Agricultural Water Management (Dec 2024)
A fully remote sensing-based implementation of the two-source energy balance model: an application over Mediterranean crops
Abstract
Applications of the two-source energy balance (TSEB) scheme require either in-situ meteorological data to characterize the upper boundary conditions or the implementation of complex multi-scale approaches (ALEXI/DisALEXI). Over remote areas, detailed meteorological forcing (i.e., air temperature and wind speed) are often missing, limiting the quality of the simulated fluxes.
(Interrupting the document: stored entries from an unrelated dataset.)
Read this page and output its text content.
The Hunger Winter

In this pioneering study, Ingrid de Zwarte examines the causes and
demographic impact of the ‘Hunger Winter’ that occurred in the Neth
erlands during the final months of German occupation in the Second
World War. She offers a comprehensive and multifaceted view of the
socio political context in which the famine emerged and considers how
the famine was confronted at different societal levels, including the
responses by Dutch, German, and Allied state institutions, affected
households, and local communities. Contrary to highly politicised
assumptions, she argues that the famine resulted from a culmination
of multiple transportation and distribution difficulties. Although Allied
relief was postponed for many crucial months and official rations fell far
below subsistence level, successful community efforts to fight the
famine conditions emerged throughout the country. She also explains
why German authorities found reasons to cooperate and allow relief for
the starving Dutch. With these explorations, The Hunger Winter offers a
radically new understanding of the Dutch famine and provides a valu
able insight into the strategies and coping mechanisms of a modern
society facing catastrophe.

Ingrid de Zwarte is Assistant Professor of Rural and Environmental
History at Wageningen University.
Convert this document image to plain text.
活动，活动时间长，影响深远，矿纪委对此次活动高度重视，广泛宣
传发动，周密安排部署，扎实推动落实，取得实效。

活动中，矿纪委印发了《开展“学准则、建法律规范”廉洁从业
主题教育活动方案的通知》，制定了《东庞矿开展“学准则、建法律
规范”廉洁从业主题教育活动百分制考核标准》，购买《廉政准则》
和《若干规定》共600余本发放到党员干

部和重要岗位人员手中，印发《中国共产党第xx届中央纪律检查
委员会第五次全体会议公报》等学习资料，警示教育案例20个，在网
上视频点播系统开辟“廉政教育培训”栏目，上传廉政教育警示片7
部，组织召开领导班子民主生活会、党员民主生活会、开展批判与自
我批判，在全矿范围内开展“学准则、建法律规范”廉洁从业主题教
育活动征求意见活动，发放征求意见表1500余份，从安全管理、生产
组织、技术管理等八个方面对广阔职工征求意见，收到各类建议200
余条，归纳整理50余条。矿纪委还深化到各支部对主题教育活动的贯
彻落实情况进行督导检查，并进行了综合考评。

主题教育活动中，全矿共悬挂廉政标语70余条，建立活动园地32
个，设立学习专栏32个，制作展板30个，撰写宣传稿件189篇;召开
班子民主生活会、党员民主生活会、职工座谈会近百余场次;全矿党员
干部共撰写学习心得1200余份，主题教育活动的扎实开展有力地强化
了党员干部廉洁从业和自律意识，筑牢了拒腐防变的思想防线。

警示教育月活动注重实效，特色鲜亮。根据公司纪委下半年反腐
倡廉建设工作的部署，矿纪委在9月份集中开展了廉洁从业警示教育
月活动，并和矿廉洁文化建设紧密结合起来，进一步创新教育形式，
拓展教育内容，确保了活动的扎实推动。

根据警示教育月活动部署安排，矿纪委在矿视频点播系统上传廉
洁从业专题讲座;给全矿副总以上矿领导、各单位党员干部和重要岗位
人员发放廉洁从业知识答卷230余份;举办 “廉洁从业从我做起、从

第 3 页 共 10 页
To compute surface energy fluxes, the use of wet and dry boundary conditions, commonly referred to as hot and cold pixels, is a widely adopted strategy in thermal-based, single-source surface energy balance models for defining the relationship between satellite land-surface temperature (LST) and the surface-atmosphere temperature gradient. This contextual scaling approach reduces model sensitivity to biases in LST retrievals, but it has been previously tested within the TSEB modelling framework only in limited capacity. An automatic procedure for retrieving the two boundary temperatures is here proposed, removing the need for external meteorological data and leading to temperature values that are unbiased compared to ideal estimations (from in-situ observations) and characterized by deviations on the order of 1.5 and 4.5 °C for cold and hot conditions, respectively. Despite the lower accuracy in the hot pixel temperature, this does not seem to significantly affect the overall capability of the model to reproduce observed fluxes, with errors in instantaneous sensible and latent heat fluxes in the order of 60 W m−2 (slightly above 1 mm d−1 on daily evapotranspiration) over a set of 16 sites in the US and Italy, characterized by typical Mediterranean crops. The proposed TSEB implementation is fully remote sensing based, meaning satellite-consistent retrievals of air temperature and wind speed are obtained directly from information available within the satellite scene itself. This approach represents a suitable alternative to accurately model evapotranspiration and other surface energy fluxes in the absence of reliable meteorological data.